Toledo Woman Charged in Home Loan-Modification Scheme 

A two-count criminal information was filed charging Toledo woman with participating a fraudulent home loan modification conspiracy, said Steven M. Dettelbach, United States Attorney for the Northern District of Ohio.

[FBI Press Release]

Constance Kanary, 52, was charged with one count of conspiracy to commit mail fraud and one count of mail fraud. Kanary operated a purported loan-modification operation called Making Home Affordable USA (MHAUSA) from March 2012 through April 2013. The business was primarily located at 120 10th Street in Toledo and used other names, including Federal Home Savings Solutions, National Mortgage Relief Center, and others, according to the information.

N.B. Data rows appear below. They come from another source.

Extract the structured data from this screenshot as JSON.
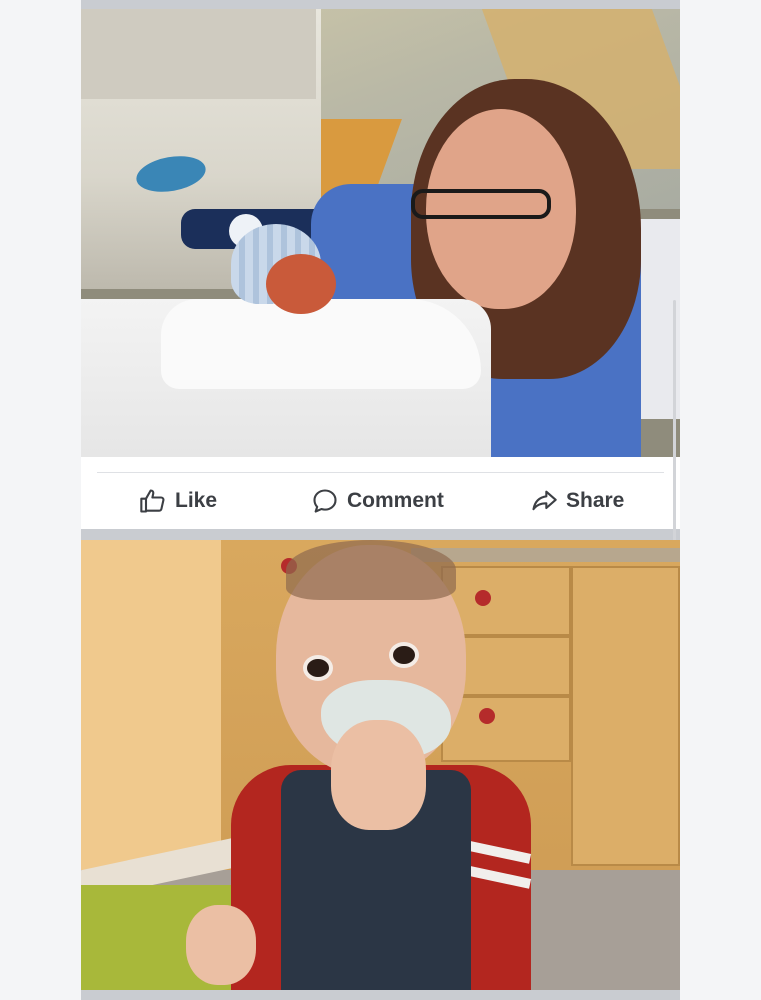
{
  "post": {
    "photo_top": {
      "alt_name": "mother-and-newborn-photo"
    },
    "actions": {
      "like_label": "Like",
      "comment_label": "Comment",
      "share_label": "Share"
    },
    "photo_bottom": {
      "alt_name": "toddler-eating-cake-photo"
    }
  },
  "icons": {
    "like": "thumbs-up-icon",
    "comment": "speech-bubble-icon",
    "share": "share-arrow-icon"
  },
  "colors": {
    "action_text": "#3c3f44",
    "divider": "#dfe1e5",
    "separator": "#c9ccd1"
  }
}
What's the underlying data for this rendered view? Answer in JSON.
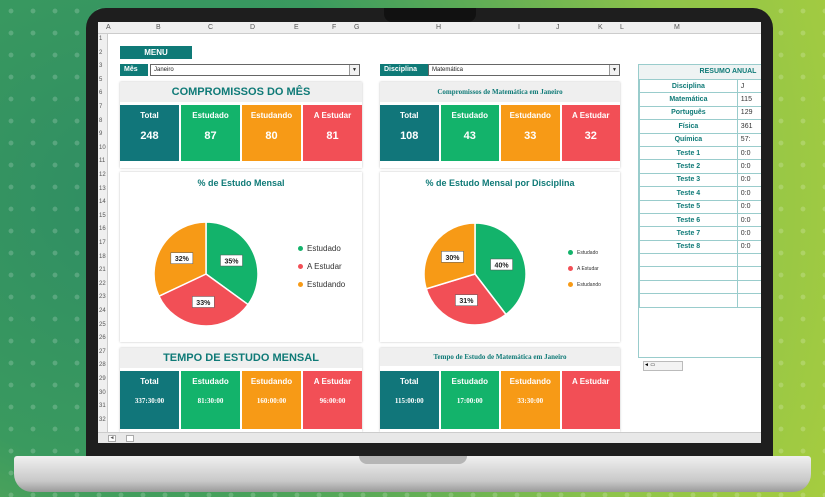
{
  "sheet": {
    "columns": [
      "A",
      "B",
      "C",
      "D",
      "E",
      "F",
      "G",
      "H",
      "I",
      "J",
      "K",
      "L",
      "M"
    ],
    "rows": [
      "1",
      "2",
      "3",
      "5",
      "6",
      "7",
      "8",
      "9",
      "10",
      "11",
      "12",
      "13",
      "14",
      "15",
      "16",
      "17",
      "18",
      "21",
      "22",
      "23",
      "24",
      "25",
      "26",
      "27",
      "28",
      "29",
      "30",
      "31",
      "32"
    ]
  },
  "menu": {
    "label": "MENU"
  },
  "filters": {
    "mes_label": "Mês",
    "mes_value": "Janeiro",
    "disciplina_label": "Disciplina",
    "disciplina_value": "Matemática"
  },
  "left": {
    "title": "COMPROMISSOS DO MÊS",
    "kpis": [
      {
        "label": "Total",
        "value": "248"
      },
      {
        "label": "Estudado",
        "value": "87"
      },
      {
        "label": "Estudando",
        "value": "80"
      },
      {
        "label": "A Estudar",
        "value": "81"
      }
    ],
    "chart_title": "% de Estudo Mensal",
    "time_title": "TEMPO DE ESTUDO MENSAL",
    "time_kpis": [
      {
        "label": "Total",
        "value": "337:30:00"
      },
      {
        "label": "Estudado",
        "value": "81:30:00"
      },
      {
        "label": "Estudando",
        "value": "160:00:00"
      },
      {
        "label": "A Estudar",
        "value": "96:00:00"
      }
    ]
  },
  "right": {
    "title": "Compromissos de Matemática em Janeiro",
    "kpis": [
      {
        "label": "Total",
        "value": "108"
      },
      {
        "label": "Estudado",
        "value": "43"
      },
      {
        "label": "Estudando",
        "value": "33"
      },
      {
        "label": "A Estudar",
        "value": "32"
      }
    ],
    "chart_title": "% de Estudo Mensal por Disciplina",
    "time_title": "Tempo de Estudo de Matemática em Janeiro",
    "time_kpis": [
      {
        "label": "Total",
        "value": "115:00:00"
      },
      {
        "label": "Estudado",
        "value": "17:00:00"
      },
      {
        "label": "Estudando",
        "value": "33:30:00"
      },
      {
        "label": "A Estudar",
        "value": ""
      }
    ]
  },
  "colors": {
    "total": "#11767a",
    "estudado": "#13b36b",
    "estudando": "#f79a16",
    "a_estudar": "#f24f56"
  },
  "chart_data": [
    {
      "type": "pie",
      "title": "% de Estudo Mensal",
      "categories": [
        "Estudado",
        "A Estudar",
        "Estudando"
      ],
      "values": [
        35,
        33,
        32
      ],
      "labels": [
        "35%",
        "33%",
        "32%"
      ],
      "legend": "right"
    },
    {
      "type": "pie",
      "title": "% de Estudo Mensal por Disciplina",
      "categories": [
        "Estudado",
        "A Estudar",
        "Estudando"
      ],
      "values": [
        40,
        31,
        30
      ],
      "labels": [
        "40%",
        "31%",
        "30%"
      ],
      "legend": "right"
    }
  ],
  "resumo": {
    "title": "RESUMO ANUAL",
    "header_col": "Disciplina",
    "header_val": "J",
    "rows": [
      {
        "name": "Matemática",
        "val": "115"
      },
      {
        "name": "Português",
        "val": "129"
      },
      {
        "name": "Física",
        "val": "361"
      },
      {
        "name": "Química",
        "val": "57:"
      },
      {
        "name": "Teste 1",
        "val": "0:0"
      },
      {
        "name": "Teste 2",
        "val": "0:0"
      },
      {
        "name": "Teste 3",
        "val": "0:0"
      },
      {
        "name": "Teste 4",
        "val": "0:0"
      },
      {
        "name": "Teste 5",
        "val": "0:0"
      },
      {
        "name": "Teste 6",
        "val": "0:0"
      },
      {
        "name": "Teste 7",
        "val": "0:0"
      },
      {
        "name": "Teste 8",
        "val": "0:0"
      },
      {
        "name": "",
        "val": ""
      },
      {
        "name": "",
        "val": ""
      },
      {
        "name": "",
        "val": ""
      },
      {
        "name": "",
        "val": ""
      }
    ]
  }
}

Kanary was a sales agent at the company. As part of her job, she contacted homeowners in need of loan modifications and encouraged them to participate in the company’s “Home Saver Program” in which they were told to stop paying their mortgages and instead pay a percentage to MHAUSA to demonstrate they could reliably make reduced monthly payments. The participants were also told there was a flat fee, between $495 and $795, for the service, according to the information.

Kanary deposited these monies into an account at Bank of America and spent the money on the scheme’s expenses and made cash withdrawals from the account, according to the information.

If convicted, the defendant’s sentence will be determined by the Court after reviewing factors unique to this case, including the defendant’s prior criminal record, if any, the defendant’s role in the offense and the characteristics of the violation. In all cases the sentence will not exceed the statutory maximum and in most cases it will be less than the maximum.

The investigating agency in this case is the Federal Bureau of Investigation, Toledo, Ohio. The case is being handled by Assistant United States Attorney Gene Crawford.

An information is only a charge and is not evidence of guilt. Defendants are entitled to a fair trial in which it will be the government’s burden to prove guilt beyond a reasonable doubt.